While Adkins has stopped short of saying he would not vote for Romney, he said his faith will be paramount in determining who he will support.

“I think faith really is that critical,” Adkins said this week. “If a person professes to have a belief system then certainly as they begin to pray and seek out which candidate they are going to vote for, that is going to be a major factor. Just like a person who is going to go vote whose only concern is the economy; they are going to look at the candidate who is making the greatest promises about the economy.”

That could indicate he and other evangelicals will lean toward Newt Gingrich or Rick Santorum, solid pro-life conservatives who are professed Roman Catholics, or Rick Perry, who grew up in the United Methodist Church. Adkins has suggested it would be easier to forgive a fellow Christian like Gingrich, who has admitted to adultery, than embrace Romney because of his errant beliefs.

Adkins said he has urged his congregation to go before God and pray, “in making sure that the person that I’m going to vote for is a person who affirms what we believe, primary, and then what they offer and bring to the table on a political realm, secondary,” Adkins said.

But Mark DeMoss, an Atlanta consultant and unpaid senior adviser to the Romney campaign, thinks more and more “values” voters will turn to Romney because he represents their life experience, if not their theological beliefs.

“I happen to think that this country would benefit from a strong dose of Mormon values regardless of what you think about their theology,” DeMoss, a former aide to the late Rev. Jerry Falwell, said Wednesday. “And I don’t know many people who would argue with that point.”

DeMoss believes evangelical skepticism toward Romney has diminished since the former Massachusetts governor emerged on the national political scene.

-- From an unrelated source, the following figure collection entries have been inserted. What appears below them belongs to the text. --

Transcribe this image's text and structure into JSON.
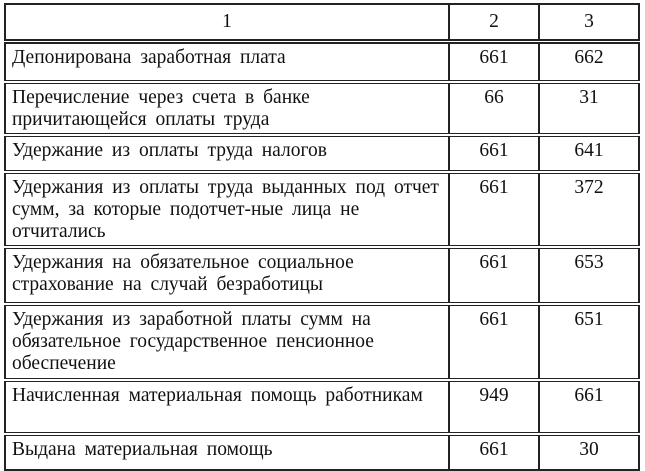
{
  "header": [
    "1",
    "2",
    "3"
  ],
  "rows": [
    {
      "description": "Депонирована заработная плата",
      "debit": "661",
      "credit": "662"
    },
    {
      "description": "Перечисление через счета в банке причитающейся оплаты труда",
      "debit": "66",
      "credit": "31"
    },
    {
      "description": "Удержание из оплаты труда налогов",
      "debit": "661",
      "credit": "641"
    },
    {
      "description": "Удержания из оплаты труда выданных под отчет сумм, за которые подотчет-ные лица не отчитались",
      "debit": "661",
      "credit": "372"
    },
    {
      "description": "Удержания на обязательное социальное страхование на случай безработицы",
      "debit": "661",
      "credit": "653"
    },
    {
      "description": "Удержания из заработной платы сумм на обязательное государственное пенсионное обеспечение",
      "debit": "661",
      "credit": "651"
    },
    {
      "description": "Начисленная материальная помощь работникам",
      "debit": "949",
      "credit": "661"
    },
    {
      "description": "Выдана материальная помощь",
      "debit": "661",
      "credit": "30"
    }
  ]
}
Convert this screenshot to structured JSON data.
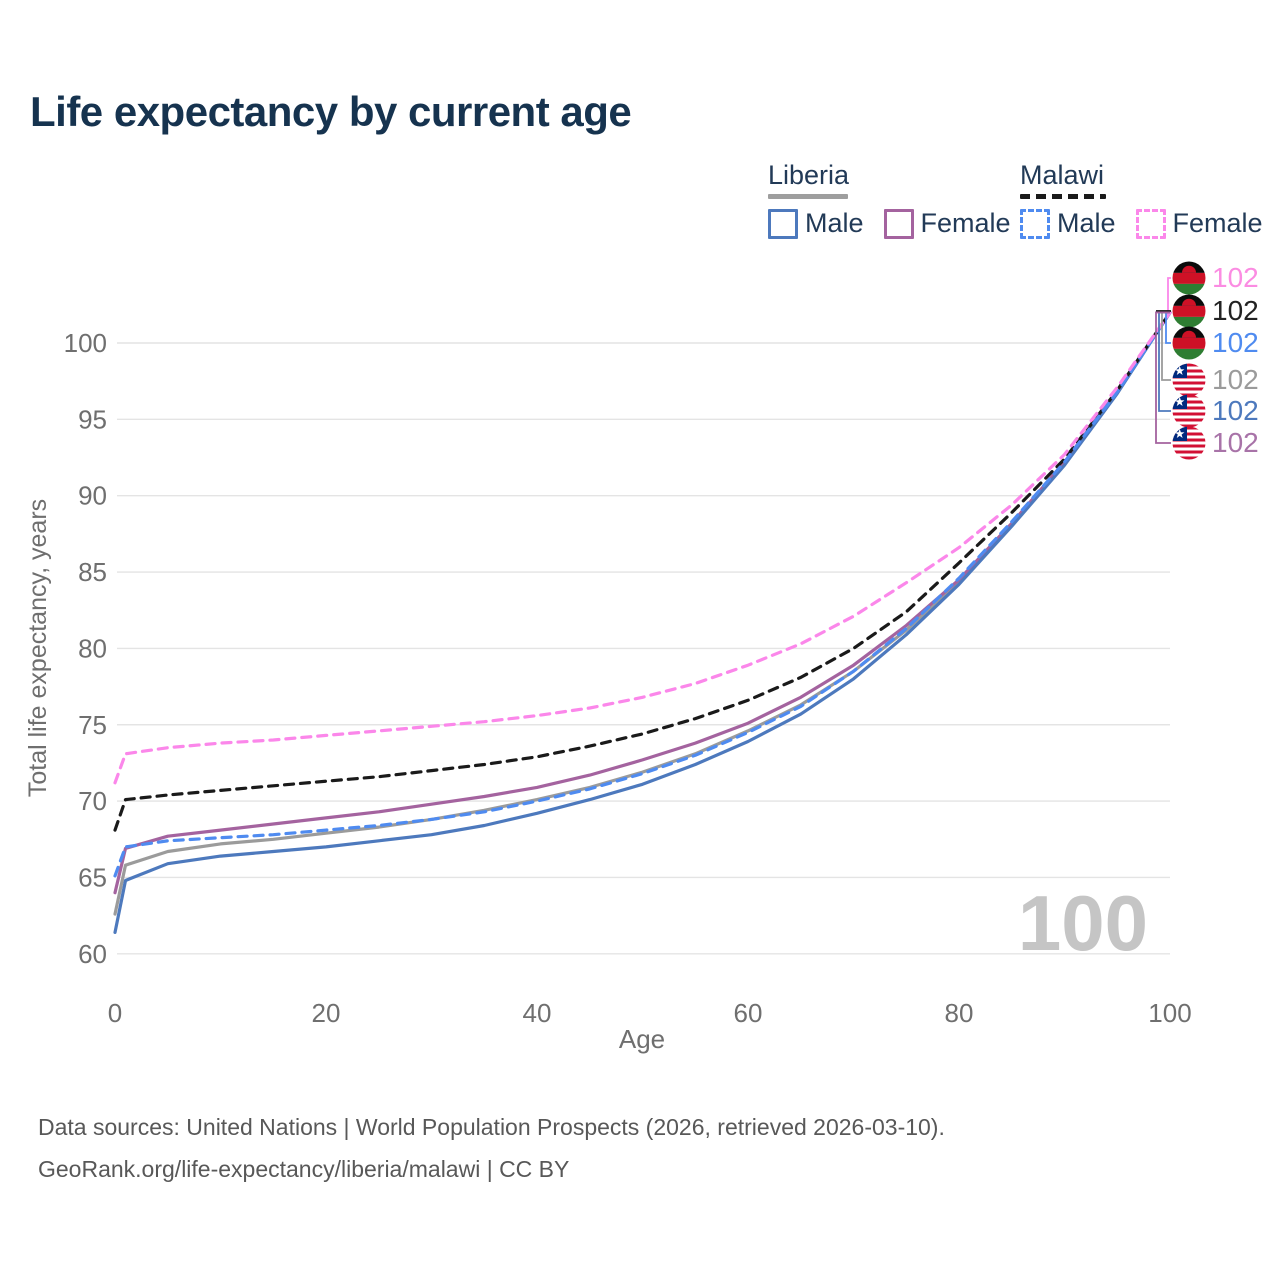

And he said evangelicals rocked by misdeeds amid their own leaders understand they cannot cast stones.

“I’ve known him (Romney) for more than five years and I don’t ever worry about waking up to a newspaper headline that he has done something foolish.”

Pragmatism also fuels people like Benedict.

“It just reeks of self-indulgence” to attempt to maintain religious purity, when history has shown religious conservatives cannot “go it alone” to elect a president, she said.

“At the end of the day what they (Romney critics) are worried about is elevating the Mormon Church to that level,” Benedict said. “They are worried that people will join the Mormon Church rather than the Christian church.”

But she argues the American people already had that debate in 1960, when John Kennedy had to overcome bias against Roman Catholics. “There was no jump or spike in Catholicism when Kennedy was president,” Benedict said.

For some evangelical voters, turning to Santorum may be a more palatable alternative. Judy Miller, a consignment store owner in Ridgeway, said she appreciates Santorum’s “bold stance on Christianity” and is not bothered by the fact that he is a devout Catholic rather than a Protestant evangelical like herself.

“I’m voting for him to save my country,” Miller said as she prepared refreshments for Santorum’s Wednesday visit to the Fairfield County town. “Everything I’ve ever felt about America is under attack including our individual liberties given by God. Rick understands that and he’s the one who will fight to fix it.”

The next eight days will be critical for voters who have yet to make up their minds.

Jaye Morgan, pastor of an evangelical Presbyterian congregation in Irmo, Church at Dutch Fork, said he hasn’t “landed the plane” yet but hopes to delve into voting records and personal views of the candidates before making a decision.

Romney’s Mormonism is not a deal-breaker, but Morgan said he would like to understand how his Mormon faith informs his policy-making.

“I am not looking for perfection in anybody,” Morgan said. “I’m looking for consistency. Does it fit with my personal Christian worldview, and which candidate comes closest to that.”